May 4, 2010

Two Ogunquit chefs are Northeast's best

After six tries, Clark Frasier and Mark Gaier of Arrows Restaurant win a Beard award.

By Dennis Hoey dhoey@pressherald.com
Staff Writer

Two more award-winning chefs have brought national attention to Maine's culinary industry.

click image to enlarge

Mark Gaier, left, and Clark Frasier

Courtesy photo

Clark Frasier and Mark Gaier, chef/owners of Arrows Restaurant in Ogunquit, were named Best Chefs in the Northeast on Monday night by the James Beard Foundation.

Frasier and Gaier had been nominated for the award six times before Monday's ceremony in New York City. The James Beard Awards, the most prestigious in the restaurant industry, are often compared to the Academy Awards.

"We are on top of the world," Frasier said in a telephone interview from the awards ceremony Monday night. "After seven years, it is more than sweet."

Frasier and Gaier are best known for Arrows, the restaurant they run in an 18th-century post-and-beam farmhouse. They also own MC Perkins Cove in Ogunquit and Summer Winter, a restaurant at the Marriott Hotel in Burlington, Mass.

Winning the award this year was gratifying because two of the chefs they have mentored attended the ceremony.
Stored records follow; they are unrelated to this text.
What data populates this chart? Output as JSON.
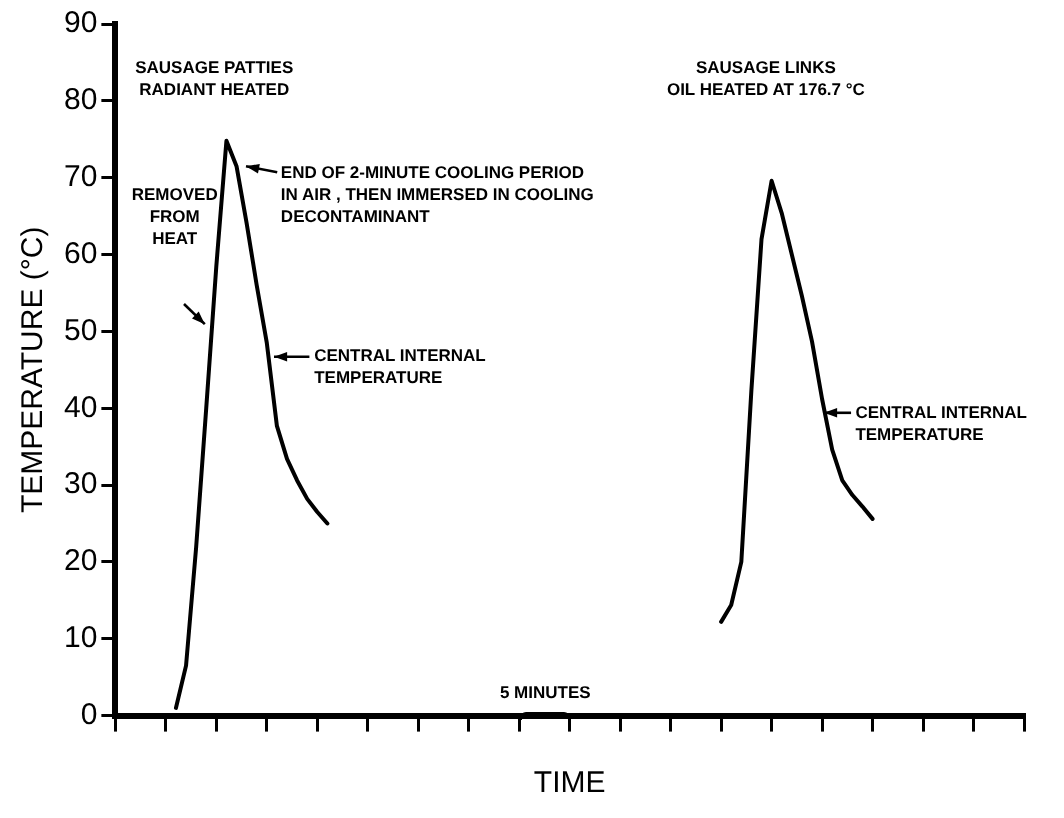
{
  "chart_data": {
    "type": "line",
    "xlabel": "TIME",
    "ylabel": "TEMPERATURE (°C)",
    "categories": [
      null,
      null,
      null,
      null,
      null,
      null,
      null,
      null,
      null,
      null,
      null,
      null,
      null,
      null,
      null,
      null,
      null,
      null,
      null,
      null,
      null,
      null,
      null,
      null,
      null,
      null,
      null,
      null,
      null,
      null,
      null,
      null,
      null,
      null,
      null,
      null,
      null,
      null,
      null,
      null,
      null,
      null,
      null,
      null,
      null,
      null,
      null,
      null,
      null,
      null,
      null,
      null,
      null,
      null,
      null,
      null,
      null,
      null,
      null,
      null,
      null,
      null,
      null,
      null,
      null,
      null,
      null,
      null,
      null,
      null,
      null,
      null,
      null,
      null,
      null,
      null,
      null,
      null,
      null,
      null,
      null,
      null,
      null,
      null,
      null,
      null,
      null,
      null,
      null,
      null,
      null
    ],
    "ylim": [
      0,
      90
    ],
    "yticks": [
      0,
      10,
      20,
      30,
      40,
      50,
      60,
      70,
      80,
      90
    ],
    "grid": false,
    "legend": false,
    "marker": "none",
    "line_style": "solid",
    "series": [
      {
        "color": "#000000",
        "values": [
          null,
          null,
          null,
          null,
          null,
          null,
          1,
          6.5,
          21.9,
          40,
          58.5,
          74.8,
          71.5,
          64.1,
          56,
          48.5,
          37.7,
          33.4,
          30.6,
          28.2,
          26.5,
          25,
          null,
          null,
          null,
          null,
          null,
          null,
          null,
          null,
          null,
          null,
          null,
          null,
          null,
          null,
          null,
          null,
          null,
          null,
          null,
          null,
          null,
          null,
          null,
          null,
          null,
          null,
          null,
          null,
          null,
          null,
          null,
          null,
          null,
          null,
          null,
          null,
          null,
          null,
          null,
          null,
          null,
          null,
          null,
          null,
          null,
          null,
          null,
          null,
          null,
          null,
          null,
          null,
          null,
          null,
          null,
          null,
          null,
          null,
          null,
          null,
          null,
          null,
          null,
          null,
          null,
          null,
          null,
          null,
          null
        ]
      },
      {
        "color": "#000000",
        "values": [
          null,
          null,
          null,
          null,
          null,
          null,
          null,
          null,
          null,
          null,
          null,
          null,
          null,
          null,
          null,
          null,
          null,
          null,
          null,
          null,
          null,
          null,
          null,
          null,
          null,
          null,
          null,
          null,
          null,
          null,
          null,
          null,
          null,
          null,
          null,
          null,
          null,
          null,
          null,
          null,
          null,
          null,
          null,
          null,
          null,
          null,
          null,
          null,
          null,
          null,
          null,
          null,
          null,
          null,
          null,
          null,
          null,
          null,
          null,
          null,
          12.2,
          14.4,
          20,
          42.4,
          62,
          69.6,
          65.4,
          60,
          54.6,
          48.7,
          41.2,
          34.6,
          30.6,
          28.7,
          27.2,
          25.6,
          null,
          null,
          null,
          null,
          null,
          null,
          null,
          null,
          null,
          null,
          null,
          null,
          null,
          null,
          null
        ]
      }
    ],
    "annotations": [
      "SAUSAGE PATTIES\nRADIANT HEATED",
      "SAUSAGE LINKS\nOIL HEATED AT 176.7 °C",
      "5 MINUTES",
      "REMOVED\nFROM\nHEAT",
      "END OF 2-MINUTE COOLING PERIOD\nIN AIR , THEN IMMERSED IN COOLING\nDECONTAMINANT",
      "CENTRAL INTERNAL\nTEMPERATURE",
      "CENTRAL INTERNAL\nTEMPERATURE"
    ]
  }
}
Frasier said it's important for them to be able to take younger chefs under their wing.

Frasier, 49, said he started out in the restaurant business 35 years ago as a dishwasher. Gaier, 53, was 17 when he got into the business.

They have been working in Maine for 23 years.
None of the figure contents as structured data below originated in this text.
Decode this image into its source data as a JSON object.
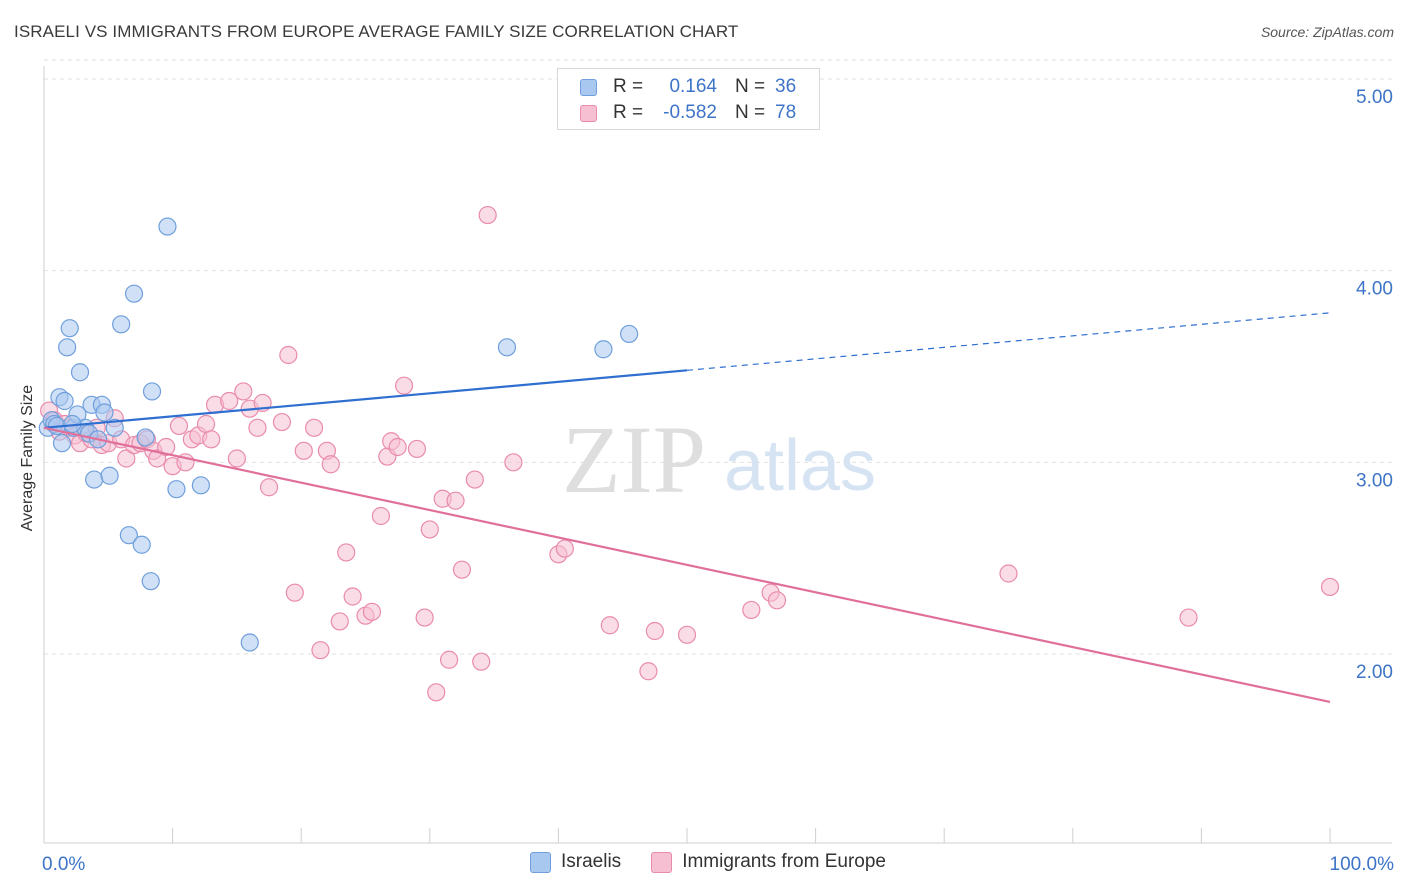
{
  "header": {
    "title": "ISRAELI VS IMMIGRANTS FROM EUROPE AVERAGE FAMILY SIZE CORRELATION CHART",
    "source": "Source: ZipAtlas.com"
  },
  "watermark": {
    "zip": "ZIP",
    "atlas": "atlas"
  },
  "colors": {
    "israelis_fill": "#a9c8f0",
    "israelis_stroke": "#6f9fdc",
    "israelis_line": "#2f6fd0",
    "europe_fill": "#f6bfd2",
    "europe_stroke": "#e98bac",
    "europe_line": "#e0709a",
    "tick_label": "#3d74c8"
  },
  "legend": {
    "rows": [
      {
        "r_label": "R =",
        "r_value": "0.164",
        "n_label": "N =",
        "n_value": "36"
      },
      {
        "r_label": "R =",
        "r_value": "-0.582",
        "n_label": "N =",
        "n_value": "78"
      }
    ],
    "bottom": [
      "Israelis",
      "Immigrants from Europe"
    ]
  },
  "chart_data": {
    "type": "scatter",
    "title": "ISRAELI VS IMMIGRANTS FROM EUROPE AVERAGE FAMILY SIZE CORRELATION CHART",
    "xlabel": "",
    "ylabel": "Average Family Size",
    "x_tick_labels": [
      "0.0%",
      "100.0%"
    ],
    "y_tick_labels": [
      "2.00",
      "3.00",
      "4.00",
      "5.00"
    ],
    "y_ticks": [
      2,
      3,
      4,
      5
    ],
    "xlim": [
      0,
      100
    ],
    "ylim": [
      1.0,
      5.1
    ],
    "grid": true,
    "legend_position": "top-center",
    "series": [
      {
        "name": "Israelis",
        "r": 0.164,
        "n": 36,
        "trend": {
          "x_start": 0,
          "y_start": 3.18,
          "x_solid_end": 50,
          "y_solid_end": 3.48,
          "x_dashed_end": 100,
          "y_dashed_end": 3.78
        },
        "points": [
          [
            0.3,
            3.18
          ],
          [
            0.6,
            3.22
          ],
          [
            0.8,
            3.2
          ],
          [
            1.0,
            3.19
          ],
          [
            1.2,
            3.34
          ],
          [
            1.4,
            3.1
          ],
          [
            1.6,
            3.32
          ],
          [
            1.8,
            3.6
          ],
          [
            2.0,
            3.7
          ],
          [
            2.3,
            3.18
          ],
          [
            2.6,
            3.25
          ],
          [
            2.8,
            3.47
          ],
          [
            3.2,
            3.18
          ],
          [
            3.5,
            3.15
          ],
          [
            3.7,
            3.3
          ],
          [
            3.9,
            2.91
          ],
          [
            4.2,
            3.12
          ],
          [
            4.5,
            3.3
          ],
          [
            4.7,
            3.26
          ],
          [
            5.1,
            2.93
          ],
          [
            5.5,
            3.18
          ],
          [
            6.0,
            3.72
          ],
          [
            6.6,
            2.62
          ],
          [
            7.0,
            3.88
          ],
          [
            7.6,
            2.57
          ],
          [
            7.9,
            3.13
          ],
          [
            8.3,
            2.38
          ],
          [
            8.4,
            3.37
          ],
          [
            9.6,
            4.23
          ],
          [
            10.3,
            2.86
          ],
          [
            12.2,
            2.88
          ],
          [
            16.0,
            2.06
          ],
          [
            36.0,
            3.6
          ],
          [
            43.5,
            3.59
          ],
          [
            45.5,
            3.67
          ],
          [
            2.2,
            3.2
          ]
        ]
      },
      {
        "name": "Immigrants from Europe",
        "r": -0.582,
        "n": 78,
        "trend": {
          "x_start": 0,
          "y_start": 3.18,
          "x_end": 100,
          "y_end": 1.75
        },
        "points": [
          [
            0.4,
            3.27
          ],
          [
            0.8,
            3.22
          ],
          [
            1.2,
            3.16
          ],
          [
            1.6,
            3.2
          ],
          [
            2.0,
            3.18
          ],
          [
            2.4,
            3.14
          ],
          [
            2.8,
            3.1
          ],
          [
            3.3,
            3.15
          ],
          [
            3.7,
            3.12
          ],
          [
            4.1,
            3.18
          ],
          [
            4.5,
            3.09
          ],
          [
            5.0,
            3.1
          ],
          [
            5.5,
            3.23
          ],
          [
            6.0,
            3.12
          ],
          [
            6.4,
            3.02
          ],
          [
            7.0,
            3.09
          ],
          [
            7.5,
            3.1
          ],
          [
            8.0,
            3.12
          ],
          [
            8.5,
            3.06
          ],
          [
            8.8,
            3.02
          ],
          [
            9.5,
            3.08
          ],
          [
            10.0,
            2.98
          ],
          [
            10.5,
            3.19
          ],
          [
            11.0,
            3.0
          ],
          [
            11.5,
            3.12
          ],
          [
            12.0,
            3.14
          ],
          [
            12.6,
            3.2
          ],
          [
            13.0,
            3.12
          ],
          [
            13.3,
            3.3
          ],
          [
            14.4,
            3.32
          ],
          [
            15.0,
            3.02
          ],
          [
            15.5,
            3.37
          ],
          [
            16.0,
            3.28
          ],
          [
            16.6,
            3.18
          ],
          [
            17.0,
            3.31
          ],
          [
            17.5,
            2.87
          ],
          [
            18.5,
            3.21
          ],
          [
            19.0,
            3.56
          ],
          [
            19.5,
            2.32
          ],
          [
            20.2,
            3.06
          ],
          [
            21.0,
            3.18
          ],
          [
            21.5,
            2.02
          ],
          [
            22.0,
            3.06
          ],
          [
            22.3,
            2.99
          ],
          [
            23.0,
            2.17
          ],
          [
            23.5,
            2.53
          ],
          [
            24.0,
            2.3
          ],
          [
            25.0,
            2.2
          ],
          [
            25.5,
            2.22
          ],
          [
            26.2,
            2.72
          ],
          [
            26.7,
            3.03
          ],
          [
            27.0,
            3.11
          ],
          [
            27.5,
            3.08
          ],
          [
            28.0,
            3.4
          ],
          [
            29.0,
            3.07
          ],
          [
            29.6,
            2.19
          ],
          [
            30.0,
            2.65
          ],
          [
            30.5,
            1.8
          ],
          [
            31.0,
            2.81
          ],
          [
            31.5,
            1.97
          ],
          [
            32.0,
            2.8
          ],
          [
            32.5,
            2.44
          ],
          [
            33.5,
            2.91
          ],
          [
            34.0,
            1.96
          ],
          [
            34.5,
            4.29
          ],
          [
            36.5,
            3.0
          ],
          [
            40.0,
            2.52
          ],
          [
            40.5,
            2.55
          ],
          [
            44.0,
            2.15
          ],
          [
            47.0,
            1.91
          ],
          [
            47.5,
            2.12
          ],
          [
            50.0,
            2.1
          ],
          [
            55.0,
            2.23
          ],
          [
            56.5,
            2.32
          ],
          [
            57.0,
            2.28
          ],
          [
            75.0,
            2.42
          ],
          [
            89.0,
            2.19
          ],
          [
            100.0,
            2.35
          ]
        ]
      }
    ]
  }
}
While the James Beard Foundation recognition will likely attract new diners to his restaurants, Frasier said he is also happy because the award once again shines the national spotlight on Maine restaurants.

Last year, Rob Evans, chef and owner of Hugo's restaurant in Portland's Old Port, was named Best Chef in the Northeast. Sam Hayward, the chef at Portland's Fore Street, won the same award in 2004.

"For years, people from out of state would say to us, 'So, you own a restaurant in Maine. What do you sell: fried clams?' " Frasier said. "Maine restaurants are very dynamic, and people are beginning to discover that."

Arrows gets more than 90 percent of its produce from a garden that Frasier and Gaier started in 1990.

They are considered pioneers in the farm-to-table movement.

"We were doing this stuff before anyone coined the phrase farm-to-table," he said.

Frasier said he and Gaier planned to spend Monday night partying in New York City.

They were invited to a post-awards-ceremony party at Eleven Madison Park, the restaurant of their fellow chef and friend Daniel Humm, who won the Best Chef award for New York City.

"I don't think we are going to get a lot of sleep tonight," Frasier said.